Goal: this should either identify DNS as the issue or eliminate it as the problem

  1. cf ssh onto your source app
  2. dig the internal route
  3. Observe the time the dig takes

For example:

$ dig backend.apps.internal
; <<>> DiG 9.11.3-1ubuntu1.3-Ubuntu <<>> backend.apps.internal
;; global options: +cmd
;; Got answer:
;; ->>HEADER<<- opcode: QUERY, status: NOERROR, id: 17122
;; flags: qr aa rd ra; QUERY: 1, ANSWER: 1, AUTHORITY: 0, ADDITIONAL: 0

;; QUESTION SECTION:
;backend.apps.internal.		IN	A

;; ANSWER SECTION:
backend.apps.internal.	0	IN	A	10.255.96.4

;; Query time: 2 msec
;; SERVER: 169.254.0.2#53(169.254.0.2)
;; WHEN: Fri Jan 25 01:58:30 UTC 2019
;; MSG SIZE  rcvd: 76

There are 2 important pieces of information here.
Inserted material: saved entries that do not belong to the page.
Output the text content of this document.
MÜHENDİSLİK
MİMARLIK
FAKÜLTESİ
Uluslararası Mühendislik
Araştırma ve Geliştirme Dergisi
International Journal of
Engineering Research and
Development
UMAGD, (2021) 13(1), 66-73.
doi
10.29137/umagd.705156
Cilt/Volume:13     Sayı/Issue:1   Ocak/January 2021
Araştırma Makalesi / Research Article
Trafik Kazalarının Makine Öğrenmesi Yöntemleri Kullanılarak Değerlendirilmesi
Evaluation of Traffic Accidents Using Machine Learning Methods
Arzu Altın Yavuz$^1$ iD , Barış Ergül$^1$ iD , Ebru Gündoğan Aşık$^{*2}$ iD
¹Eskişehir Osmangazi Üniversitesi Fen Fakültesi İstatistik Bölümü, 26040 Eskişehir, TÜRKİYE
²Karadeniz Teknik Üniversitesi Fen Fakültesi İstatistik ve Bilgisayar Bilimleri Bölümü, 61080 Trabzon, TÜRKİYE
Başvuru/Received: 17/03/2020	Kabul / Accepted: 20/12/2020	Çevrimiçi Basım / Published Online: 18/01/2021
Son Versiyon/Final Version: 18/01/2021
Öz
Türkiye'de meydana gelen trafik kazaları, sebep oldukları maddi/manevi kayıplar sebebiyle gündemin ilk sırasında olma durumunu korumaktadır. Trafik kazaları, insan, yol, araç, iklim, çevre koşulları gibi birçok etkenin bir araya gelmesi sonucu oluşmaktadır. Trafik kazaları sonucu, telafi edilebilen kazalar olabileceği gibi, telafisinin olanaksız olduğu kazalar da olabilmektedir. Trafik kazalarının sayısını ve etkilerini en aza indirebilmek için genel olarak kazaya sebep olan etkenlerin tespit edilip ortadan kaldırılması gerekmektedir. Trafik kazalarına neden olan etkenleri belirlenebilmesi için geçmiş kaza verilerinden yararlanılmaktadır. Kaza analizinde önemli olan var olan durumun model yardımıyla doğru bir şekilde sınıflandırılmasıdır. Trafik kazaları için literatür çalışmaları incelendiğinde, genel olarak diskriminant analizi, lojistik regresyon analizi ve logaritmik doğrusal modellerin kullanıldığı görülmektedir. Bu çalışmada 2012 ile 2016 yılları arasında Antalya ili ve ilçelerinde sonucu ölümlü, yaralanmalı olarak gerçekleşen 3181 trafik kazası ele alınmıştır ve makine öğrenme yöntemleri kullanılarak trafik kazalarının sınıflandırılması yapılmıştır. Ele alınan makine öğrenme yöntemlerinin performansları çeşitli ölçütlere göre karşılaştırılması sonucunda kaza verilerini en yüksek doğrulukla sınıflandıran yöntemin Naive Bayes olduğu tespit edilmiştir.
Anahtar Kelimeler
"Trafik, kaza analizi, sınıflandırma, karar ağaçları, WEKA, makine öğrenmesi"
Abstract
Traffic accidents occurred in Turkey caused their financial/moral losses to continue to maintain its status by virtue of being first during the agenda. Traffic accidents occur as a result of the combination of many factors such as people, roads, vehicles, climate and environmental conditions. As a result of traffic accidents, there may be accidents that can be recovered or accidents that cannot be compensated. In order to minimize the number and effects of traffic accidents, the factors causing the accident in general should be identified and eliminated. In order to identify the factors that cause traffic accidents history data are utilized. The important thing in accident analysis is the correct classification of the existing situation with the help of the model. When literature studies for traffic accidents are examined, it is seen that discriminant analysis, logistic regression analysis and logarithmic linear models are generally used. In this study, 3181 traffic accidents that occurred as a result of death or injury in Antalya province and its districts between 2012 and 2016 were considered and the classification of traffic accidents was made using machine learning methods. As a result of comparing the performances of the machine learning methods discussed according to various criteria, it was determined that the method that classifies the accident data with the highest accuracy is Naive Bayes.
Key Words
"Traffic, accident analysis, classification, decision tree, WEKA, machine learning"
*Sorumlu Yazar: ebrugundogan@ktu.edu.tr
  • ANSWER 1 or ANSWER 0: 1 means that it was able to resolve the route, 0 means it was unable to resolve the route.
  • Query time: 2 msec : This means that the dns resolution took 2 milliseconds.

Try pushing a go app

Goal: this should either identify your apps as the issue or eliminate them as the problem

Push our simple go app and see if there is latency when you curl it. Go app code here.

  1. Push the app
cf push proxy
  1. Create an internal route
cf map-route proxy apps.internal --hostname proxy
  1. Create policy from your frontend app to proxy
cf add-network-policy FRONTEND-APP --destination-app proxy --protocol tcp --port 8080
  1. Get onto the frontend app
cf ssh FRONTEND-APP
  1. Time how long curling the same go app takes
time curl proxy.apps.internal

If there is no latency seen the problem likely originates in either your frontend or backend app. If there is latency seen the problem likely originates with the DNS or the networking

Other things you can try:

Try using IPs instead of internal routes

Goal: another way to eliminte DNS as the source of the problem

This is not meant a solution to the problem. This should only be used to determine if the slowness is still present when DNS is taken out of the equation.

  1. Look up the overlay IP of the destination app.
  2. cf ssh onto your source app
  3. Curl the destination app by it's overylay IP: curl DESTINATION-OVERLAY-IP:DESTINATION-APP-PORT.
  4. Try this for apps that are on the same cell and apps that are on different cells.